Ladies and gentlemen,
we regret to inform you that the symphony concert scheduled for 16 March has been cancelled.
Tickets purchased for cancelled or rescheduled concerts are refundable - at the Warsaw Philharmonic box offices or via the bilety24.pl service, if you have made an online purchase.
For more information, please contact bilety@filharmonia.pl
Pyotr Tchaikovsky spent the spring of 1878 by Lake Geneva, healing the spiritual wounds of a disastrous three-month marriage, which brought on a bout of severe depression and a suicide attempt. In the Alpine landscape, however, his sorrows receded and he found himself at peace once more, and the optimism of spring was soon expressed in a new composition – Violin Concerto in D Major, Tchaikovsky’s only work for this instrument and a milestone in the history of violin music. The work is dominated by moods ranging from cheerful lyricism to spontaneous joy and vitality, expressed by motifs of brisk Russian dances in the finale. The first addressee of the dedication, Leopold Auer, a famous Russian-based violinist of Hungarian origin, refused point blank to perform its premiere. Other rejections followed, and it took three years before Adolf Brodsky (to whom the piece was dedicated in the end) decided to risk tackling the Concerto, and Vienna was chosen as the venue for its debut (22 November 1881). It could hardly have been a worse choice. The conservative audience, still under the spell of Brahms and the great classical composers, booed the work, and the guru of Viennese criticism, Eduard Hanslick, wrote his probably most famous and spiteful review. Fortunately, however, later violinists (including even Auer, a few years later) included Concerto in D Major in their repertoire, and audiences very quickly began to appreciate its originality and beauty.

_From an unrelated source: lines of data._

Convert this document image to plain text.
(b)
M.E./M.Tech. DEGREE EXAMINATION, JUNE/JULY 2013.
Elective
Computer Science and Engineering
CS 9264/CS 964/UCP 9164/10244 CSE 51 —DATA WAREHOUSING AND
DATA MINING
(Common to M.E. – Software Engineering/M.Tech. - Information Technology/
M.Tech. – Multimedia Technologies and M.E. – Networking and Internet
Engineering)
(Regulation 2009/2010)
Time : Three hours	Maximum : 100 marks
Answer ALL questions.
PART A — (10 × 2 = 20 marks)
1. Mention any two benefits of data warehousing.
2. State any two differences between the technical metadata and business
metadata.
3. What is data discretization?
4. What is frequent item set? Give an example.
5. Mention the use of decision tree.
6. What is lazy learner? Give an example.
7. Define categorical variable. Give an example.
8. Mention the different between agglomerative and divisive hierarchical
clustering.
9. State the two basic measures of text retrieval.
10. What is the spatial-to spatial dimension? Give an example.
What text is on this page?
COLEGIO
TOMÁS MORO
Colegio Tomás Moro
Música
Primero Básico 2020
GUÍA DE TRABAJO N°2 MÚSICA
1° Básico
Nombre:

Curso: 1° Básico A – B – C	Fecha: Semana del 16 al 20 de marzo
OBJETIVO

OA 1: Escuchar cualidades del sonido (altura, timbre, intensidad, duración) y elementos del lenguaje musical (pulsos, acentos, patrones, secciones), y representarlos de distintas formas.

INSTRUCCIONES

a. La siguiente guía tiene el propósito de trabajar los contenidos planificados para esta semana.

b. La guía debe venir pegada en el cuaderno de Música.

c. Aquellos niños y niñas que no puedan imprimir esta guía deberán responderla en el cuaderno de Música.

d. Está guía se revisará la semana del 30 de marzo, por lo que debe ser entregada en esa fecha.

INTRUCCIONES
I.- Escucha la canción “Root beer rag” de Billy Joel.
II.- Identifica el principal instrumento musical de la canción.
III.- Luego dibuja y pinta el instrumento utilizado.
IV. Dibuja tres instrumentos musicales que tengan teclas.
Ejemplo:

In its ideological vision (to which the motto per aspera ad astra, typical of many Romantic works, can be applied) Tchaikovsky’s Symphony No. 5 in E Minor, Op. 64 (1888) is sometimes compared to Beethoven’s famous symphony of the same number, and the main theme of its first movement is also sometimes dubbed the “fate motif”. After all, the emotional range of this masterpiece of Russian music – from tragedy at the beginning to triumph in the finale – is even more prominent. Symphony in E Minor is also an emblematic work, one of those examples of music that appear to perfectly encapsulate the style of its creator (and also the neo-Romantic idiom of the music of his homeland). For this reason, in spite of initial criticism, it has enjoyed unflagging popularity.